Abbas a assuré que l’œil du service restera vigilant et que sa main est capable de surveiller avec précision toutes les tentatives et tous les domaines du crime organisé. Il a rappelé que la préservation des antiquités fait partie intégrante de la sécurité nationale et de l’identité nationale.
Il a souligné que la protection des antiquités soudanaises est la responsabilité de l’ensemble du peuple soudanais et a loué le rôle patriotique de certains citoyens soudanais qui ont coopéré et soutenu les efforts de récupération des biens pillés.
Le pillage des musées : Le sous-secrétaire du ministère de l’Information, Jraham Abdel Qader, a révélé la formation d’un comité spécialisé pour la protection de la culture et des antiquités, en coordination avec le Service de Renseignement Général et d’autres instances nationales. Il a affirmé que les efforts de ce comité ont abouti à des résultats qualifiés de “prodigieux”.
Il a expliqué que les opérations d’inventaire et de révision ont concerné le musée d’Al-Jazirah, où 68 pièces sur un total de 408 ont disparu, le musée ethnographique qui a perdu le même nombre de pièces sur un total de 4.600, en plus de la perte d’environ 200 pièces du musée de la Maison de Khalifa (Beit al-Khalifa).
Jraham a indiqué que le Musée National a subi un pillage de sa salle d’exposition et de sa chambre forte en béton, concernant près de 4.000 pièces archéologiques. Cependant, les pièces restantes ont été inventoriées et rangées, et sont de nouveau prêtes à être exposées. Il a affirmé que la récupération de 570 pièces d’un seul coup est une réalisation sans précédent accomplie grâce à la solidarité nationale, appelant les soudanais à préserver ce trésor civilisationnel.
Des antiquités entre les mains des citoyens : Le sous-secrétaire à la Culture, à l’Information et au Tourisme a révélé l’existence d’objets détenus par des citoyens qui les ont conservés en raison de relations sociales. Par ailleurs, le ministre des Finances, Jibril Ibrahim, a appelé à l’importance de former un comité issu des autorités compétentes pour sillonner tous les États du pays afin de collecter les antiquités pillées et de les restituer. Il a également exhorté les pays voisins à soutenir le Soudan dans la récupération de ses biens archéologiques.

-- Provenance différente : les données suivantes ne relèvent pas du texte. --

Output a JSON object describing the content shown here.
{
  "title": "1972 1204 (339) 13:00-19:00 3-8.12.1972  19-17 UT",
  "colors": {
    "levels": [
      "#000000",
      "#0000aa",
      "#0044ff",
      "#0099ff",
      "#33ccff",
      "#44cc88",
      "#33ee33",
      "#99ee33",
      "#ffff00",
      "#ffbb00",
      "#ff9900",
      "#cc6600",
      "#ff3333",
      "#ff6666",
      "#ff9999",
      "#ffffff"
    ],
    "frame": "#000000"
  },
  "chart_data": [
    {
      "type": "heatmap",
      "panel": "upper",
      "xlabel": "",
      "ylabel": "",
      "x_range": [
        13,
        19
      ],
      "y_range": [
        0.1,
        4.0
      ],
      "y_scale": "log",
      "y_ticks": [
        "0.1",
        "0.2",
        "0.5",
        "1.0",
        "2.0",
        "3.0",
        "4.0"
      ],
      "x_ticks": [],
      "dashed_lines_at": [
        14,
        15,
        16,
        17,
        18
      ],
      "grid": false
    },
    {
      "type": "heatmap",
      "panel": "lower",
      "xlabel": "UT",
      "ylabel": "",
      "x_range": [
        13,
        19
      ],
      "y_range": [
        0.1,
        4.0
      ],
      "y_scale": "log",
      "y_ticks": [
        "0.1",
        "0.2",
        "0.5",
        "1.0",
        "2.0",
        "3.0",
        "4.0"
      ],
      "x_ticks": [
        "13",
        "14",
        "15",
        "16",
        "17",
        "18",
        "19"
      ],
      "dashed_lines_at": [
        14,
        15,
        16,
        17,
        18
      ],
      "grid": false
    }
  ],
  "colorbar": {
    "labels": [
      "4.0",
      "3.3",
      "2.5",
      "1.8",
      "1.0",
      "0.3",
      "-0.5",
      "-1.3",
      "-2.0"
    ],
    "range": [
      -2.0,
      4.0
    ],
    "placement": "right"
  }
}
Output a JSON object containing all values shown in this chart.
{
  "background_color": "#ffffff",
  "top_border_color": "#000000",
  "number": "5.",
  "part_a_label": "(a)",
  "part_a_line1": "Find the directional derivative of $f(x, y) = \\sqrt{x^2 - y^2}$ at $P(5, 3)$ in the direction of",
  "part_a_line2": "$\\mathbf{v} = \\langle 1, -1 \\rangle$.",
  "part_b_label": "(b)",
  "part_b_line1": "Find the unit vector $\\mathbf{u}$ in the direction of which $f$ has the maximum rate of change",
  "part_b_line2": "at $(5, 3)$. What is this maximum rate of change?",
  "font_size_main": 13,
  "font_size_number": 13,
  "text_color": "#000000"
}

De son côté, le directeur adjoint du renseignement a lancé un appel sincère à tous les citoyens sur la nécessité de signaler toute pièce archéologique pillée ou détenue, afin de la remettre aux autorités compétentes, et de ne pas coopérer avec toute activité criminelle dans le domaine des antiquités.
L’opération de récupération révélée est perçue comme une étape cruciale dans le processus de restitution du reste des antiquités pillées à l’intérieur et à l’extérieur du pays. Le ministre des Finances a souligné que la célébration de la restitution de centaines de pièces pillées représente un événement majeur, car elles expriment l’histoire, l’identité et la civilisation, notant que ceux qui les ont volées visaient à effacer l’identité du Soudan et à défigurer sa civilisation.
Des chercheurs estiment que l’État fait face à une autre bataille qui n’est pas moins importante que celle sur le terrain militaire, soulignant l’importance d’allier persuasion et fermeté pour récupérer les pièces pillées à l’intérieur, tout en renforçant les relations avec les pays de la région pour les impliquer dans la bataille de restitution des antiquités qui ont été pillées et transférées hors du Soudan.
Les pièces récupérées couvrent différentes périodes historiques du Soudan, s’étendant de la préhistoire jusqu’à l’ère moderne, ce qui témoigne de l’importance majeure de ces objets. De même, la valeur symbolique de ces antiquités impose une grande responsabilité aux autorités pour mener une bataille sur tous les fronts afin de récupérer le reste du patrimoine pillé, qui représente littéralement la mémoire de la nation soudanaise.